Every day, corporate executives and sales personnel for the world’s largest brands hunt for business opportunities in emerging global markets.
An emerging market is a country with some developed market characteristics, but doesn’t meet the criteria to be termed a developed market. One distinguishing characteristic of emerging markets is they are usually in countries with political unrest and protests.
For the last few years, Northern Iraq and Kurdistan have held promise for executives.
Emerging markets often prove lucrative for businesses. The political power dynamics in these countries can shift frequently, but with these changes come investment opportunities. A windfall could happen overnight, or, in turn, a loss.

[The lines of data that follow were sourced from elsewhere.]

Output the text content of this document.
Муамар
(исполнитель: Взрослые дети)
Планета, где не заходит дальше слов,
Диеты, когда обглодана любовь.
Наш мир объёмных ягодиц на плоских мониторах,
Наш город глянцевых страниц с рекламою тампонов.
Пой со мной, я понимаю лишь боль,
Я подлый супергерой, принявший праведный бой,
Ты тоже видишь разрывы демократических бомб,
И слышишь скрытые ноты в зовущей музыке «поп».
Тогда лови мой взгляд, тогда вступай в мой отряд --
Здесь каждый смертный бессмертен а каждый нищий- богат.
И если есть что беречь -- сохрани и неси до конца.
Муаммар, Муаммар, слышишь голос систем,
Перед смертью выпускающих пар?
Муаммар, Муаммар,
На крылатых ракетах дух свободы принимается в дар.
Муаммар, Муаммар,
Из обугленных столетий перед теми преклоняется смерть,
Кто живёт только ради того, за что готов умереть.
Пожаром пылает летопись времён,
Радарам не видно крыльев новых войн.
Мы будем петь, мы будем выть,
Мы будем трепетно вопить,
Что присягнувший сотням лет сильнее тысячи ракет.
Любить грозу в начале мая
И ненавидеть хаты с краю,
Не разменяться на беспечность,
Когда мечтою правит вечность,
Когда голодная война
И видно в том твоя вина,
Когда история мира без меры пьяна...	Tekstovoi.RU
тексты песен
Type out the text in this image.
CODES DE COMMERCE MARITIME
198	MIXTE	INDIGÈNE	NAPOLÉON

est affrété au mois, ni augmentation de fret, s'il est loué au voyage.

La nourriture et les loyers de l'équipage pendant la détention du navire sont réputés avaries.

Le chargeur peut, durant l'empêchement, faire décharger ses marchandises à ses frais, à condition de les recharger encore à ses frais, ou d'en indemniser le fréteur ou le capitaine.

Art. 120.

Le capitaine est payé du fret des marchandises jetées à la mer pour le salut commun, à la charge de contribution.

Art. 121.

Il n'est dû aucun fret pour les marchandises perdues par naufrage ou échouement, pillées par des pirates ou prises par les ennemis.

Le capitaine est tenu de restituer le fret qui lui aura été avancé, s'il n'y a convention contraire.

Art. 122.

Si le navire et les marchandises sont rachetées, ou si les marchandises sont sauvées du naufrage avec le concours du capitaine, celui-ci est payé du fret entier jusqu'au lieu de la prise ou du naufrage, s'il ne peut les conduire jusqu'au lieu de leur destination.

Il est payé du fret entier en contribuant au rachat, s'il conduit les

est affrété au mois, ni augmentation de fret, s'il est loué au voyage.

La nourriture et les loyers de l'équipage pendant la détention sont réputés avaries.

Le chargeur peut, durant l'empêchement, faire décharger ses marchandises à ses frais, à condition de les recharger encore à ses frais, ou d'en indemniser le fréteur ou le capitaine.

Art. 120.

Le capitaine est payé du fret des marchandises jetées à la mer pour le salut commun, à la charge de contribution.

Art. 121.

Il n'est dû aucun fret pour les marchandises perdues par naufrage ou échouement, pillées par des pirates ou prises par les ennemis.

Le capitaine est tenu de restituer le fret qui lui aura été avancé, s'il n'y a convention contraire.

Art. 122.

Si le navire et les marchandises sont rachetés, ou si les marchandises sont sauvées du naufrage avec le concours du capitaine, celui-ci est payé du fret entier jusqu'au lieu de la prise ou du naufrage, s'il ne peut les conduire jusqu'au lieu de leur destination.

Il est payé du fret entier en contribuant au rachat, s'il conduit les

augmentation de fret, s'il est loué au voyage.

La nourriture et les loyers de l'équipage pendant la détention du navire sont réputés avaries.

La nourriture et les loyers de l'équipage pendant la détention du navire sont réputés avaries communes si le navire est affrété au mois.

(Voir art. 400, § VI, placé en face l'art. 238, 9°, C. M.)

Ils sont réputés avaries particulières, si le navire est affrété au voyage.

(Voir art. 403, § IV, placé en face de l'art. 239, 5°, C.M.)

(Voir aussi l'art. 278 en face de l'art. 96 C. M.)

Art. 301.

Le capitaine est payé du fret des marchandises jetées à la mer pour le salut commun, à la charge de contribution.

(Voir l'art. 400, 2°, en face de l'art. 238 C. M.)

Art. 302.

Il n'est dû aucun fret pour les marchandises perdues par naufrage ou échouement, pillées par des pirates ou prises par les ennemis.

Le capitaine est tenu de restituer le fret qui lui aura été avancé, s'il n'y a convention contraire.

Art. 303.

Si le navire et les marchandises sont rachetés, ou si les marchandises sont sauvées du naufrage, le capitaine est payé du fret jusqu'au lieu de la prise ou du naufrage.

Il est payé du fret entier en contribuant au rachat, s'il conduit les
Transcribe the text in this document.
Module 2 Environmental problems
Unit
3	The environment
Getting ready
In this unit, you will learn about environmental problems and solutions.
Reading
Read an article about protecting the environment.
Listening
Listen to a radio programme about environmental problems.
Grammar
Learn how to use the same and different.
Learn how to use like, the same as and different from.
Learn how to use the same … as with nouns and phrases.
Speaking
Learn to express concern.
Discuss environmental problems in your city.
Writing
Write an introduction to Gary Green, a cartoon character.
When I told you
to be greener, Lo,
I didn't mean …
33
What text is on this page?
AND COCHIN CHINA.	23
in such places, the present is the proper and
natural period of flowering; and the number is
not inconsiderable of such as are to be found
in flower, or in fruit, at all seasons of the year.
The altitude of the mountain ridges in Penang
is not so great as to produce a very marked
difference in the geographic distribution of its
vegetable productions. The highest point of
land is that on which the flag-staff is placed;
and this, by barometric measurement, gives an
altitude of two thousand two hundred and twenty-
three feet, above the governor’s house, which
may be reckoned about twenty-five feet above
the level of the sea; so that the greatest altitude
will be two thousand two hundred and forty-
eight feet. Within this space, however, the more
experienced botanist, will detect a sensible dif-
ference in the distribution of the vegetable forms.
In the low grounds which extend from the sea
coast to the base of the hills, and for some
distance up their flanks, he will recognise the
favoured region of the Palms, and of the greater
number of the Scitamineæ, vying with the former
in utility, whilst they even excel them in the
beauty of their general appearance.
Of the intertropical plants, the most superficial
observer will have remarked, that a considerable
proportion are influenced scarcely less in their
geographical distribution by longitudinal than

Companies often think that the financial benefits outweigh the security risks for travel. And many executives play the odds.
One lucrative hot spot, Erbil, Iraqi Kurdistan, borders Turkey and Iran. Erbil is the capital city of Kurdistan Region in northern Iraq with distinct official borders.
Prior to the rise of ISIS, Erbil was stable, but a series of political events created a rollercoaster economy in Iraqi Kurdistan.
In 2014, turmoil began between the Federal Government of Iraq and the Kurdistan Regional Government (KRG). A series of events hurt KRG’s economy including the fight against ISIS, a drop in oil prices, and an influx of millions of refugees from Syria. Baghdad punished KRG, placing embargoes and an international flight ban to its airports.
Finally in early 2018, Erbil and Baghdad began discussing a better relationship in the region, and airports opened again. That meant global executives saw economic opportunities. In fact, local and international investment in Kurdistan Region grew from $712 million to $3.6 billion in 2018. Much of that investment was from various countries including the United States. With the region’s current chaos, hazards truly exist for executives wanting to travel to Erbil or other cities in the Middle East for business.
If you are an executive planning a trip to this region, you should hire a protection team like ours for advice and to travel with you.
Here are some other tips to consider:
• Avoid travel near the Syrian, Turkish, or Iranian borders.
• Consult the U.S. State Department before you travel to a high-risk zone.
• Consider using satellite and GSM tracking for your trip.
• Create a mobilization (MOB) packet for every member of the executive team.
If the travel isn’t critical, wait until the region calms – and still take a protection team.
Emerging Market Tips:
- Whenever there are new business markets and opportunities, you’ll find corporate execs and sales personnel willing to take the risk of travel to be the first in.
- Know that in Emerging Markets such as Erbil in Northern Iraq/Kurdistan, power changes by the day and so do the business deals that are made. A windfall can become a loss overnight.
- Economies often exist in barter systems. The Kurd, Iraqis and even ISIS have used crude oil as a currency. At the height of fighting ISIS in Erbil even the Snickers candy bar was used as a specific currency for trade.
- Consult both the State Department and Protection Experts before you travel to a high-risk zone. If you have a Security Director, they may advise a protection team be assigned to the executive(s) for the duration of their trip. Satellite and GSM tracking for the trip should also be considered.
- Caution truly is the better part of valor. If the travel is not ‘mission critical’, wait until things calm. Maximize the use of technologies to begin business relationships via teleconferencing tools (yes, they have them even in remote areas). Then when there is a safer environment, look into taking the trip. And, still bring the protection team.